On 15 August 2018, Palaniswami Government announced a 2% sub-quota in select government jobs and State Public Sector Undertakings for national, state, and international-level medal-winning sportspersons in games organized by recognized federations, later increasing it to 3% on 16 October 2018.

In 2019, The Chief Minister went on a 13-day tour in the United States, United Kingdom and United Arab Emirates to promote foreign investment in Tamil Nadu. While there he launched the Yaadhum Oore programme (lit. all countries, based on Purananuru 192) to encourage the Tamil diaspora to re-invest in Tamil Nadu. During trip he secured 3 lakh crores worth of foreign investment, a greater amount than even his predecessor Jayalalithaa did. His administration created new districts such as Tenkasi, Kallakurichi, Tirupattur, Ranipet and Chengalpattu in 2019, and Mayiladuthurai in 2020, by carving them out from existing districts. After six decades of waiting by the people, Palaniswami laid the foundation stone for the ₹1,652-crore Athikadavu–Avinashi Groundwater Recharge and Drinking Water Supply Scheme on 28 February 2019, and the project work commenced on 25 December that year.

In February 2020, Palaniswami led Tamil Nadu government declared the Cauvery delta region as a Protected Special Agriculture Zone. The announcement was widely hailed by political parties and farmers organisations.

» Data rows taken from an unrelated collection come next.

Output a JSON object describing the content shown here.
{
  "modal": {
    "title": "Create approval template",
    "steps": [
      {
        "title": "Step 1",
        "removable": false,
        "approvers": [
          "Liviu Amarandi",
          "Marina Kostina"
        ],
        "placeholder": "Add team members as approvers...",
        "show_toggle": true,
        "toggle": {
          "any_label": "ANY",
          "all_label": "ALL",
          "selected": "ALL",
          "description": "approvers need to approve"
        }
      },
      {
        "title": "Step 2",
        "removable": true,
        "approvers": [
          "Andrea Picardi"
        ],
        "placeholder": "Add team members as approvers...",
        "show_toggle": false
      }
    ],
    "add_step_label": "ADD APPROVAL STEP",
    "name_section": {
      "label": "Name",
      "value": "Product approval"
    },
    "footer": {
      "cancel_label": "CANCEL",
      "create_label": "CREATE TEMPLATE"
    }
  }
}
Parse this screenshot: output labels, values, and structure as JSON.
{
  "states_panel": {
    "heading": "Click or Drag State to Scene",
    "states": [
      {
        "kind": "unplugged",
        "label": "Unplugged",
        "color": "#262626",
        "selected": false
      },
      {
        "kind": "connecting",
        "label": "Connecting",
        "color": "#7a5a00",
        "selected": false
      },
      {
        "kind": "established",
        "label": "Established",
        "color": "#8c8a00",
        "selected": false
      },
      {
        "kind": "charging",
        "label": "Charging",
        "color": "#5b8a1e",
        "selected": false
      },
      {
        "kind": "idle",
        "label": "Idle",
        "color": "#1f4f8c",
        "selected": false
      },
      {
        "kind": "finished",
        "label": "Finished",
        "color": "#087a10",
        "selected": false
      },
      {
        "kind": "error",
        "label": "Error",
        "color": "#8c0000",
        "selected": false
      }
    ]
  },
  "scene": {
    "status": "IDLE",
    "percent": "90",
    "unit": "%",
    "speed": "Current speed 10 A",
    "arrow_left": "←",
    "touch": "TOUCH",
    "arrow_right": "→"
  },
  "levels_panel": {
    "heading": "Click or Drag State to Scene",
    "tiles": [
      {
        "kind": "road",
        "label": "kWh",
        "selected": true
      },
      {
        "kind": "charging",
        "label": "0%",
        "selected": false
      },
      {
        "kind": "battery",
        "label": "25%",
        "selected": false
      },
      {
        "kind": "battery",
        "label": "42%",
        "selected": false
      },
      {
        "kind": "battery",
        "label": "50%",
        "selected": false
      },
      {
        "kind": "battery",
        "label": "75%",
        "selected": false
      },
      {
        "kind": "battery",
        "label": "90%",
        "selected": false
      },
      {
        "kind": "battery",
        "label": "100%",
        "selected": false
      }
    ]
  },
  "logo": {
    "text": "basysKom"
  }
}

In 2020, Palaniswami led AIADMK government passed order for 7.5% Quota in Medical Admissions for Govt. School Students. He took action to set up government medical colleges in newly formed 11 districts which offered 1,650 more seats to then existing 3,400 seats. After the first three phases of excavation by the Archaeological Survey of India (ASI) at Keezhadi between 2014 and 2017, the Palaniswami Government, whose State Department of Archaeology took over further excavations in consultation with the ASI, initiated the fourth phase of excavations in 2017–18 with an allocation of Rs.55 lakh, during which as many as 5,820 rare artifacts and brick constructions dating back to the Sangam era were excavated. On 20 July 2020, Palaniswami laid the foundation for the Keezhadi museum to showcase the artefacts unearthed from Keezhadi excavation site in Sivagangai district.

Under this governance, Tamil Nadu was rated as the best governed state based on a composite index in the context of sustainable development according to the Public Affairs Index-2020 released by the Public Affairs Centre in Oct. 2020. Palaniswami is also praised for his administration during the coronavirus pandemic. Tamil Nadu was one of the few states that did not register negative growth in the period of pandemic.

During this regime, Tamil Nadu was the best performing big state overall from the year 2018 to 2021. With a gross state domestic product of $290 billion or Rs 21.6 lakh crore, Tamil Nadu became India's second-largest economy.

In 2020, the study “States of the State” of India Today, said that Palaniswami led Tamil Nadu has topped in 11 categories from a total of 12, including economy, tourism, infrastructure, inclusive development, law and order, along with entrepreneurship, cleanliness, environment, health, education and agriculture. Tamil Nadu had been chosen for this recognition for the third consecutive year.